EmbryoGlue n’est pas une colle au sens habituel du terme. C’est un milieu de transfert enrichi en acide hyaluronique, utilisé au laboratoire juste avant le transfert embryonnaire. Selon la revue Cochrane 2020, les milieux enrichis en hyaluronane peuvent améliorer les taux de naissance vivante dans certains contextes, avec une attention particulière au risque de grossesse multiple lorsque plusieurs embryons sont transférés.
Premiers repères
Après plus de trente années de pratique clinique, un constat revient sans cesse : pour les couples engagés dans un parcours de FIV, le moment le plus éprouvant n’est pas la ponction des ovocytes.
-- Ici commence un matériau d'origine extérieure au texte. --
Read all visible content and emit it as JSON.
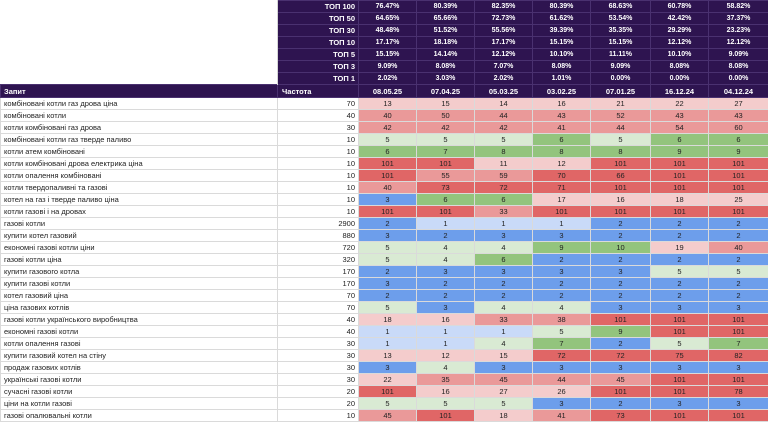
{
  "summary": [
    {
      "label": "ТОП 100",
      "values": [
        "76.47%",
        "80.39%",
        "82.35%",
        "80.39%",
        "68.63%",
        "60.78%",
        "58.82%"
      ]
    },
    {
      "label": "ТОП 50",
      "values": [
        "64.65%",
        "65.66%",
        "72.73%",
        "61.62%",
        "53.54%",
        "42.42%",
        "37.37%"
      ]
    },
    {
      "label": "ТОП 30",
      "values": [
        "48.48%",
        "51.52%",
        "55.56%",
        "39.39%",
        "35.35%",
        "29.29%",
        "23.23%"
      ]
    },
    {
      "label": "ТОП 10",
      "values": [
        "17.17%",
        "18.18%",
        "17.17%",
        "15.15%",
        "15.15%",
        "12.12%",
        "12.12%"
      ]
    },
    {
      "label": "ТОП 5",
      "values": [
        "15.15%",
        "14.14%",
        "12.12%",
        "10.10%",
        "11.11%",
        "10.10%",
        "9.09%"
      ]
    },
    {
      "label": "ТОП 3",
      "values": [
        "9.09%",
        "8.08%",
        "7.07%",
        "8.08%",
        "9.09%",
        "8.08%",
        "8.08%"
      ]
    },
    {
      "label": "ТОП 1",
      "values": [
        "2.02%",
        "3.03%",
        "2.02%",
        "1.01%",
        "0.00%",
        "0.00%",
        "0.00%"
      ]
    }
  ],
  "header": {
    "query": "Запит",
    "freq": "Частота",
    "dates": [
      "08.05.25",
      "07.04.25",
      "05.03.25",
      "03.02.25",
      "07.01.25",
      "16.12.24",
      "04.12.24"
    ]
  },
  "rows": [
    {
      "q": "комбіновані котли газ дрова ціна",
      "f": "70",
      "v": [
        "13",
        "15",
        "14",
        "16",
        "21",
        "22",
        "27"
      ]
    },
    {
      "q": "комбіновані котли",
      "f": "40",
      "v": [
        "40",
        "50",
        "44",
        "43",
        "52",
        "43",
        "43"
      ]
    },
    {
      "q": "котли комбіновані газ дрова",
      "f": "30",
      "v": [
        "42",
        "42",
        "42",
        "41",
        "44",
        "54",
        "60"
      ]
    },
    {
      "q": "комбіновані котли газ тверде паливо",
      "f": "10",
      "v": [
        "5",
        "5",
        "5",
        "6",
        "5",
        "6",
        "6"
      ]
    },
    {
      "q": "котли атем комбіновані",
      "f": "10",
      "v": [
        "6",
        "7",
        "8",
        "8",
        "8",
        "9",
        "9"
      ]
    },
    {
      "q": "котли комбіновані дрова електрика ціна",
      "f": "10",
      "v": [
        "101",
        "101",
        "11",
        "12",
        "101",
        "101",
        "101"
      ]
    },
    {
      "q": "котли опалення комбіновані",
      "f": "10",
      "v": [
        "101",
        "55",
        "59",
        "70",
        "66",
        "101",
        "101"
      ]
    },
    {
      "q": "котли твердопаливні та газові",
      "f": "10",
      "v": [
        "40",
        "73",
        "72",
        "71",
        "101",
        "101",
        "101"
      ]
    },
    {
      "q": "котел на газ і тверде паливо ціна",
      "f": "10",
      "v": [
        "3",
        "6",
        "6",
        "17",
        "16",
        "18",
        "25"
      ]
    },
    {
      "q": "котли газові і на дровах",
      "f": "10",
      "v": [
        "101",
        "101",
        "33",
        "101",
        "101",
        "101",
        "101"
      ]
    },
    {
      "q": "газові котли",
      "f": "2900",
      "v": [
        "2",
        "1",
        "1",
        "1",
        "2",
        "2",
        "2"
      ]
    },
    {
      "q": "купити котел газовий",
      "f": "880",
      "v": [
        "3",
        "2",
        "3",
        "3",
        "2",
        "2",
        "2"
      ]
    },
    {
      "q": "економні газові котли ціни",
      "f": "720",
      "v": [
        "5",
        "4",
        "4",
        "9",
        "10",
        "19",
        "40"
      ]
    },
    {
      "q": "газові котли ціна",
      "f": "320",
      "v": [
        "5",
        "4",
        "6",
        "2",
        "2",
        "2",
        "2"
      ]
    },
    {
      "q": "купити газового котла",
      "f": "170",
      "v": [
        "2",
        "3",
        "3",
        "3",
        "3",
        "5",
        "5"
      ]
    },
    {
      "q": "купити газові котли",
      "f": "170",
      "v": [
        "3",
        "2",
        "2",
        "2",
        "2",
        "2",
        "2"
      ]
    },
    {
      "q": "котел газовий ціна",
      "f": "70",
      "v": [
        "2",
        "2",
        "2",
        "2",
        "2",
        "2",
        "2"
      ]
    },
    {
      "q": "ціна газових котлів",
      "f": "70",
      "v": [
        "5",
        "3",
        "4",
        "4",
        "3",
        "3",
        "3"
      ]
    },
    {
      "q": "газові котли українського виробництва",
      "f": "40",
      "v": [
        "18",
        "16",
        "33",
        "38",
        "101",
        "101",
        "101"
      ]
    },
    {
      "q": "економні газові котли",
      "f": "40",
      "v": [
        "1",
        "1",
        "1",
        "5",
        "9",
        "101",
        "101"
      ]
    },
    {
      "q": "котли опалення газові",
      "f": "30",
      "v": [
        "1",
        "1",
        "4",
        "7",
        "2",
        "5",
        "7"
      ]
    },
    {
      "q": "купити газовий котел на стіну",
      "f": "30",
      "v": [
        "13",
        "12",
        "15",
        "72",
        "72",
        "75",
        "82"
      ]
    },
    {
      "q": "продаж газових котлів",
      "f": "30",
      "v": [
        "3",
        "4",
        "3",
        "3",
        "3",
        "3",
        "3"
      ]
    },
    {
      "q": "українські газові котли",
      "f": "30",
      "v": [
        "22",
        "35",
        "45",
        "44",
        "45",
        "101",
        "101"
      ]
    },
    {
      "q": "сучасні газові котли",
      "f": "20",
      "v": [
        "101",
        "16",
        "27",
        "26",
        "101",
        "101",
        "78"
      ]
    },
    {
      "q": "ціни на котли газові",
      "f": "20",
      "v": [
        "5",
        "5",
        "5",
        "3",
        "2",
        "3",
        "3"
      ]
    },
    {
      "q": "газові опалювальні котли",
      "f": "10",
      "v": [
        "45",
        "101",
        "18",
        "41",
        "73",
        "101",
        "101"
      ]
    }
  ]
}
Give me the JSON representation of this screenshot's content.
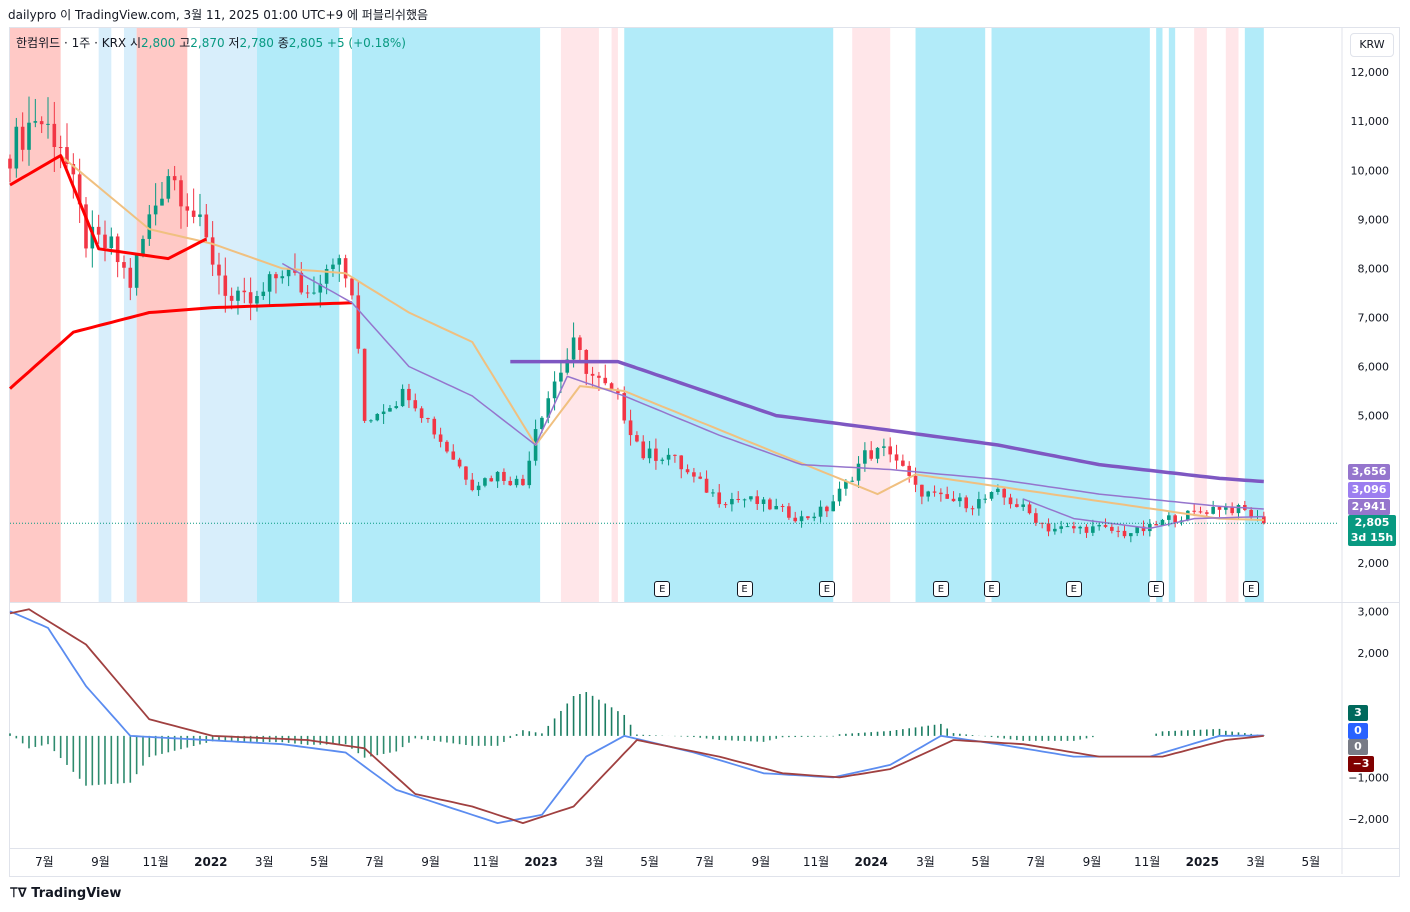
{
  "header": {
    "source_line": "dailypro 이 TradingView.com, 3월 11, 2025 01:00 UTC+9 에 퍼블리쉬했음"
  },
  "legend": {
    "symbol": "한컴위드 · 1주 · KRX",
    "open_label": "시",
    "open": "2,800",
    "high_label": "고",
    "high": "2,870",
    "low_label": "저",
    "low": "2,780",
    "close_label": "종",
    "close": "2,805",
    "change": "+5 (+0.18%)"
  },
  "currency_button": "KRW",
  "price_tags": {
    "ma_long": "3,656",
    "ma_mid": "3,096",
    "ma_short": "2,941",
    "current": "2,805",
    "countdown": "3d 15h"
  },
  "macd_tags": {
    "histogram": "3",
    "zero": "0",
    "gray": "0",
    "negative": "−3"
  },
  "earnings_marker": "E",
  "brand": "TradingView",
  "colors": {
    "up": "#089981",
    "down": "#f23645",
    "ma_long": "#7e57c2",
    "ma_mid": "#9575cd",
    "ma_red": "#ff0000",
    "ma_tan": "#f0c080",
    "cyan_bg": "#b2ebf9",
    "light_blue_bg": "#d8eefb",
    "red_bg": "#ffc9c6",
    "pink_bg": "#ffe6e9",
    "macd": "#5b8cf0",
    "signal": "#a04040"
  },
  "chart_data": {
    "type": "candlestick",
    "title": "",
    "price_axis": {
      "ticks": [
        "12,000",
        "11,000",
        "10,000",
        "9,000",
        "8,000",
        "7,000",
        "6,000",
        "5,000",
        "2,000"
      ],
      "ylim": [
        1200,
        12900
      ]
    },
    "macd_axis": {
      "ticks": [
        "3,000",
        "2,000",
        "−1,000",
        "−2,000"
      ],
      "ylim": [
        -2700,
        3200
      ]
    },
    "x_ticks": [
      "7월",
      "9월",
      "11월",
      "2022",
      "3월",
      "5월",
      "7월",
      "9월",
      "11월",
      "2023",
      "3월",
      "5월",
      "7월",
      "9월",
      "11월",
      "2024",
      "3월",
      "5월",
      "7월",
      "9월",
      "11월",
      "2025",
      "3월",
      "5월"
    ],
    "x_range": [
      "2021-05-24",
      "2025-05-31"
    ],
    "background_bands": [
      {
        "start": "2021-05-24",
        "end": "2021-07-19",
        "kind": "red"
      },
      {
        "start": "2021-08-30",
        "end": "2021-09-13",
        "kind": "light_blue"
      },
      {
        "start": "2021-09-27",
        "end": "2021-10-11",
        "kind": "light_blue"
      },
      {
        "start": "2021-10-11",
        "end": "2021-12-06",
        "kind": "red"
      },
      {
        "start": "2021-12-20",
        "end": "2022-02-21",
        "kind": "light_blue"
      },
      {
        "start": "2022-02-21",
        "end": "2022-05-23",
        "kind": "cyan"
      },
      {
        "start": "2022-06-06",
        "end": "2022-12-31",
        "kind": "cyan"
      },
      {
        "start": "2023-01-23",
        "end": "2023-03-06",
        "kind": "pink"
      },
      {
        "start": "2023-03-20",
        "end": "2023-03-27",
        "kind": "pink"
      },
      {
        "start": "2023-04-03",
        "end": "2023-11-20",
        "kind": "cyan"
      },
      {
        "start": "2023-12-11",
        "end": "2024-01-22",
        "kind": "pink"
      },
      {
        "start": "2024-02-19",
        "end": "2024-05-06",
        "kind": "cyan"
      },
      {
        "start": "2024-05-13",
        "end": "2024-11-04",
        "kind": "cyan"
      },
      {
        "start": "2024-11-11",
        "end": "2024-11-18",
        "kind": "cyan"
      },
      {
        "start": "2024-11-25",
        "end": "2024-12-02",
        "kind": "cyan"
      },
      {
        "start": "2024-12-23",
        "end": "2025-01-06",
        "kind": "pink"
      },
      {
        "start": "2025-01-27",
        "end": "2025-02-10",
        "kind": "pink"
      },
      {
        "start": "2025-02-17",
        "end": "2025-03-10",
        "kind": "cyan"
      }
    ],
    "earnings_dates": [
      "2023-05-15",
      "2023-08-14",
      "2023-11-13",
      "2024-03-18",
      "2024-05-13",
      "2024-08-12",
      "2024-11-11",
      "2025-02-24"
    ],
    "price_anchors": [
      [
        "2021-05-24",
        10400
      ],
      [
        "2021-06-21",
        11100
      ],
      [
        "2021-07-19",
        10600
      ],
      [
        "2021-08-16",
        8600
      ],
      [
        "2021-09-13",
        8400
      ],
      [
        "2021-10-04",
        7700
      ],
      [
        "2021-10-25",
        9000
      ],
      [
        "2021-11-15",
        10000
      ],
      [
        "2021-12-06",
        9400
      ],
      [
        "2022-01-03",
        8200
      ],
      [
        "2022-01-24",
        7300
      ],
      [
        "2022-02-21",
        7300
      ],
      [
        "2022-03-21",
        8000
      ],
      [
        "2022-04-18",
        7500
      ],
      [
        "2022-05-16",
        8300
      ],
      [
        "2022-06-06",
        7500
      ],
      [
        "2022-06-20",
        4900
      ],
      [
        "2022-07-11",
        5200
      ],
      [
        "2022-08-08",
        5500
      ],
      [
        "2022-09-12",
        4500
      ],
      [
        "2022-10-17",
        3600
      ],
      [
        "2022-11-14",
        3800
      ],
      [
        "2022-12-12",
        3600
      ],
      [
        "2022-12-26",
        4800
      ],
      [
        "2023-01-16",
        5700
      ],
      [
        "2023-02-06",
        6400
      ],
      [
        "2023-02-27",
        5800
      ],
      [
        "2023-03-27",
        5300
      ],
      [
        "2023-04-24",
        4200
      ],
      [
        "2023-05-22",
        4200
      ],
      [
        "2023-06-19",
        3700
      ],
      [
        "2023-07-17",
        3300
      ],
      [
        "2023-08-14",
        3300
      ],
      [
        "2023-09-18",
        3100
      ],
      [
        "2023-10-16",
        2900
      ],
      [
        "2023-11-13",
        3100
      ],
      [
        "2023-12-04",
        3600
      ],
      [
        "2023-12-25",
        4200
      ],
      [
        "2024-01-22",
        4300
      ],
      [
        "2024-02-19",
        3500
      ],
      [
        "2024-03-18",
        3300
      ],
      [
        "2024-04-22",
        3200
      ],
      [
        "2024-05-20",
        3400
      ],
      [
        "2024-06-17",
        3100
      ],
      [
        "2024-07-15",
        2700
      ],
      [
        "2024-08-12",
        2700
      ],
      [
        "2024-09-09",
        2700
      ],
      [
        "2024-10-07",
        2600
      ],
      [
        "2024-11-04",
        2700
      ],
      [
        "2024-11-25",
        2900
      ],
      [
        "2024-12-23",
        3000
      ],
      [
        "2025-01-20",
        3150
      ],
      [
        "2025-02-17",
        3050
      ],
      [
        "2025-03-10",
        2805
      ]
    ],
    "ma_long_anchors": [
      [
        "2022-11-28",
        6100
      ],
      [
        "2023-03-27",
        6100
      ],
      [
        "2023-09-18",
        5000
      ],
      [
        "2024-01-22",
        4700
      ],
      [
        "2024-05-20",
        4400
      ],
      [
        "2024-09-09",
        4000
      ],
      [
        "2025-01-20",
        3720
      ],
      [
        "2025-03-10",
        3656
      ]
    ],
    "ma_mid_anchors": [
      [
        "2022-03-21",
        8100
      ],
      [
        "2022-06-06",
        7300
      ],
      [
        "2022-08-08",
        6000
      ],
      [
        "2022-10-17",
        5400
      ],
      [
        "2022-12-26",
        4400
      ],
      [
        "2023-01-30",
        5800
      ],
      [
        "2023-04-03",
        5400
      ],
      [
        "2023-07-17",
        4600
      ],
      [
        "2023-10-16",
        4000
      ],
      [
        "2024-01-22",
        3900
      ],
      [
        "2024-05-20",
        3700
      ],
      [
        "2024-09-09",
        3400
      ],
      [
        "2025-01-20",
        3150
      ],
      [
        "2025-03-10",
        3096
      ]
    ],
    "ma_short_anchors": [
      [
        "2024-06-17",
        3300
      ],
      [
        "2024-08-12",
        2900
      ],
      [
        "2024-11-04",
        2700
      ],
      [
        "2024-12-23",
        2900
      ],
      [
        "2025-03-10",
        2941
      ]
    ],
    "ma_red_anchors": [
      [
        "2021-05-24",
        5550
      ],
      [
        "2021-08-02",
        6700
      ],
      [
        "2021-10-25",
        7100
      ],
      [
        "2022-01-03",
        7200
      ],
      [
        "2022-03-21",
        7250
      ],
      [
        "2022-06-06",
        7300
      ]
    ],
    "ma_red_short_anchors": [
      [
        "2021-05-24",
        9700
      ],
      [
        "2021-07-19",
        10300
      ],
      [
        "2021-08-30",
        8400
      ],
      [
        "2021-11-15",
        8200
      ],
      [
        "2021-12-27",
        8600
      ]
    ],
    "ma_red_mid_anchors": [
      [
        "2023-02-13",
        6100
      ],
      [
        "2023-03-13",
        6100
      ]
    ],
    "ma_tan_anchors": [
      [
        "2021-07-19",
        10300
      ],
      [
        "2021-10-25",
        8800
      ],
      [
        "2022-01-03",
        8500
      ],
      [
        "2022-03-21",
        8000
      ],
      [
        "2022-05-30",
        7900
      ],
      [
        "2022-08-08",
        7100
      ],
      [
        "2022-10-17",
        6500
      ],
      [
        "2022-12-26",
        4400
      ],
      [
        "2023-02-13",
        5600
      ],
      [
        "2023-04-03",
        5500
      ],
      [
        "2024-01-08",
        3400
      ],
      [
        "2024-02-19",
        3800
      ],
      [
        "2025-01-20",
        2900
      ],
      [
        "2025-03-10",
        2870
      ]
    ],
    "macd_anchors": [
      [
        "2021-05-24",
        3000
      ],
      [
        "2021-07-05",
        2600
      ],
      [
        "2021-08-16",
        1200
      ],
      [
        "2021-10-04",
        0
      ],
      [
        "2022-03-21",
        -200
      ],
      [
        "2022-05-30",
        -400
      ],
      [
        "2022-07-25",
        -1300
      ],
      [
        "2022-09-19",
        -1700
      ],
      [
        "2022-11-14",
        -2100
      ],
      [
        "2023-01-02",
        -1900
      ],
      [
        "2023-02-20",
        -500
      ],
      [
        "2023-04-03",
        0
      ],
      [
        "2023-06-19",
        -400
      ],
      [
        "2023-09-04",
        -900
      ],
      [
        "2023-11-20",
        -1000
      ],
      [
        "2024-01-22",
        -700
      ],
      [
        "2024-03-18",
        0
      ],
      [
        "2024-05-20",
        -200
      ],
      [
        "2024-08-12",
        -500
      ],
      [
        "2024-11-04",
        -500
      ],
      [
        "2025-01-20",
        0
      ],
      [
        "2025-03-10",
        10
      ]
    ],
    "signal_anchors": [
      [
        "2021-05-24",
        2950
      ],
      [
        "2021-06-14",
        3050
      ],
      [
        "2021-08-16",
        2200
      ],
      [
        "2021-10-25",
        400
      ],
      [
        "2022-01-03",
        0
      ],
      [
        "2022-04-18",
        -100
      ],
      [
        "2022-06-20",
        -300
      ],
      [
        "2022-08-15",
        -1400
      ],
      [
        "2022-10-17",
        -1700
      ],
      [
        "2022-12-12",
        -2100
      ],
      [
        "2023-02-06",
        -1700
      ],
      [
        "2023-04-17",
        -100
      ],
      [
        "2023-07-17",
        -500
      ],
      [
        "2023-09-25",
        -900
      ],
      [
        "2023-11-27",
        -1000
      ],
      [
        "2024-01-22",
        -800
      ],
      [
        "2024-04-01",
        -100
      ],
      [
        "2024-06-17",
        -200
      ],
      [
        "2024-09-09",
        -500
      ],
      [
        "2024-11-18",
        -500
      ],
      [
        "2025-01-27",
        -100
      ],
      [
        "2025-03-10",
        0
      ]
    ]
  }
}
C’est l’attente. Celle qui suit le transfert embryonnaire.
À ce stade, l’embryon peut avoir un bon pronostic morphologique et l’endomètre sembler correctement préparé. Malgré cela, l’implantation ne se produit pas toujours. Cette part d’incertitude est l’une des difficultés les plus éprouvantes du parcours.
Depuis des années, la recherche essaie de mieux comprendre la rencontre entre l’embryon et l’endomètre. C’est dans cette logique qu’est apparu l’EmbryoGlue, un milieu de transfert enrichi en acide hyaluronique. Son intérêt doit être discuté à partir des données disponibles, du type de cycle et du profil de la patiente.
Qu’est-ce que l’EmbryoGlue exactement ?
Contrairement à ce que son nom peut laisser penser, l’EmbryoGlue n’est en rien une « colle » artificielle. Il ne s’agit pas d’un produit adhésif, mais d’un milieu de culture spécifique, utilisé exclusivement au moment du transfert embryonnaire.
Ce milieu est enrichi en deux composants principaux :
1- L’acide hyaluronique (HA) Cette molécule est naturellement présente dans l’utérus. Son taux augmente fortement au moment précis où l’endomètre devient réceptif, durant la fameuse fenêtre d’implantation. Elle participe à la communication entre l’embryon et la muqueuse utérine.
2- L’albumine humaine recombinante Il s’agit d’une protéine hautement purifiée, produite avec un risque de transmission virale considéré comme très faible. Elle contribue à soutenir le métabolisme embryonnaire et à stabiliser l’environnement immédiat de l’embryon.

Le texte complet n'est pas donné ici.